Chaque année, 4 milliards de repas sont servis en restauration collective, pour un chiffre d'affaires de 16 milliards d'euros. Nous proposons de mettre ces sommes au service de la bifurcation écologique. Notre proposition de loi, modifiée par mon amendement à l'article 4, porte à 80 % la part de produits dans les cantines devant répondre à l'un des critères posés par la loi EGALIM et à 70 % la part de produits bio. En un second volet, tout aussi important, ce même amendement propose également d'inscrire les produits acquis dans le cadre de projets alimentaires territoriaux parmi les produits comptant pour le seuil de 80 % précédemment évoqué : en d'autres termes, il s'agit de soutenir les circuits locaux et l'approvisionnement de proximité, afin de réduire la distance entre l'endroit où le produit est récolté ou fabriqué et celui où il est consommé.

Toutefois, ce n'est pas tout de fixer de nouvelles obligations ; il faut également réfléchir aux modalités de mise en oeuvre de cette ambition. C'est pourquoi, en complément des objectifs que je viens de présenter, la proposition de loi prévoit la mise en place de dispositifs de formation à destination des acteurs de la restauration collective, afin de les sensibiliser aux enjeux écologiques et de permettre aux cantines de réussir le passage à une alimentation saine et durable. Par exemple, la réduction du gaspillage, qui atteint un niveau assez dramatique dans nos cantines, permettrait de dégager des économies importantes et d'acheter des produits équitables pour les producteurs.

Toutes ces mesures ont évidemment un coût pour les collectivités territoriales. Nous en avons tout à fait conscience et, contrairement au Gouvernement, nous ne prétendons pas donner aux collectivités d'une main pour mieux les plumer de l'autre. Le coût pour les communes, les départements et les lycées de la gratuité et du passage au bio sera, dans le cadre de notre proposition, entièrement compensé par l'État sous la forme d'une majoration de la dotation globale de fonctionnement (DGF).

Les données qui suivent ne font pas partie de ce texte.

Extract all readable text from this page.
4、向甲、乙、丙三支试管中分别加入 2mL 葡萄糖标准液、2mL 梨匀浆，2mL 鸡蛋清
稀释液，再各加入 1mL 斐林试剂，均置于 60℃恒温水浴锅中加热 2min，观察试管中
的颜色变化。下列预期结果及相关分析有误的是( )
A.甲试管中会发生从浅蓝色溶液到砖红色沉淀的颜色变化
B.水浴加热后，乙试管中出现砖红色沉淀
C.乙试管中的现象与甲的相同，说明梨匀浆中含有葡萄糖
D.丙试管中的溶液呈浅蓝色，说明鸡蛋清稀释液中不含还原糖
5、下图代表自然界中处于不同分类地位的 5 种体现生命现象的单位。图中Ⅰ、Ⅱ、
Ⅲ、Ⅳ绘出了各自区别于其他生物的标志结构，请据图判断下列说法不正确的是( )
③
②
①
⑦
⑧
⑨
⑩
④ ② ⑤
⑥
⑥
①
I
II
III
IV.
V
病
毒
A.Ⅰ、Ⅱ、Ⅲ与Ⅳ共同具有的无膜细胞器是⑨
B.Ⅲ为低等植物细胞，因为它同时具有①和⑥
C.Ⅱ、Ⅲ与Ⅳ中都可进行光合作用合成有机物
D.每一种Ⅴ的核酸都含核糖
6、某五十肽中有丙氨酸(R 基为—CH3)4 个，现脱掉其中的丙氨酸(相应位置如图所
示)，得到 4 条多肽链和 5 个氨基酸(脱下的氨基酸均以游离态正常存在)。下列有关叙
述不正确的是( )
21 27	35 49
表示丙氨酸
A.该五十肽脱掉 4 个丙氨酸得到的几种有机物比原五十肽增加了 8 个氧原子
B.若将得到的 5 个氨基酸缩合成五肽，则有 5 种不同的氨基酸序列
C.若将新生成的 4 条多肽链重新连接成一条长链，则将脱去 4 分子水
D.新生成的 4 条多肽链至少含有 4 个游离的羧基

Nous n'entendons pas déléguer une compétence nouvelle aux collectivités, ni les obliger à se débrouiller pour mettre en oeuvre la gratuité ; il s'agit bien que l'État prenne en charge cette compensation financière de façon durable. Notre proposition ne porte donc aucunement atteinte au principe de libre administration des collectivités territoriales, ni à celui de leur autonomie financière. La Cour des comptes a publié hier son rapport public annuel 2020 où elle évoque, dans le chapitre consacré aux cantines, « la nécessité d'investissements lourds et coûteux » dans les écoles primaires. Pour vous donner une idée du montant de ces investissements, les cuisines centrales nouvelles qui doivent d'être installées à Nanterre représentent un coût de 5 millions d'euros, ce qui n'est pas une petite somme, même s'il s'agit d'un investissement ayant des répercussions très positives sur de nombreux points, notamment en termes d'embauches sur le territoire concerné.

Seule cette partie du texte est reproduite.